Charge Distributions in Positive Ions and Ionization Energies of Conjugated Hydrocarbons

Abstract

The π-electron ionization energies of conjugated hydrocarbons and charge distributions of the resulting positive ions are examined utilizing closed and open shell SCF theory with deformation of σ and π orbitals. Ionization energies: Koopmans' theorem is shown to be invalid for conjugated hydrocarbons to the extent of about 2–4 ev, the major breakdown occurring through the Σ and Π deformation effects and not through reminimization of the ionic configuration. It is shown that the sigma description is not the same for both the ground and ionized states. A first-order correction to the Σ-framework energy of the ion can be obtained by removing a π electron from a single carbon atom. Very good agreement is obtained between the calculated and observed onization potentials (average discrepancy 0.1–0.2 ev). Justification is given for the so-called ``ω technique'' for the calculation of ionization energies by the Hückel procedure in that this method contains deformation corrections which approximate those derived in this work.

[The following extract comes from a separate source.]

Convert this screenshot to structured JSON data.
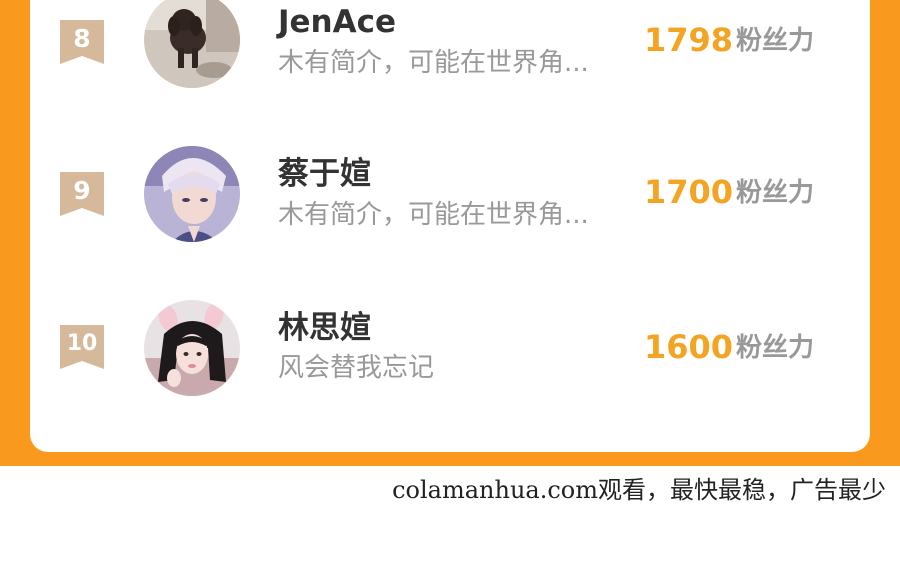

Charge distributions: Both deformation effects and reminimization of the ionized state are important in consideration of the charge distribution in the ions. It is shown that certain sites of negative charge density are predicted in positive ions by the reminimization procedure, and that this is both a reasonable and necessary consequence due to the form of the ionic Hartree-Fock Hamiltonian. The wave functions, and consequently the charge distribution, calculated by the ω technique, are shown to be poor approximations of the ionized state Hartree-Fock eigenfunctions.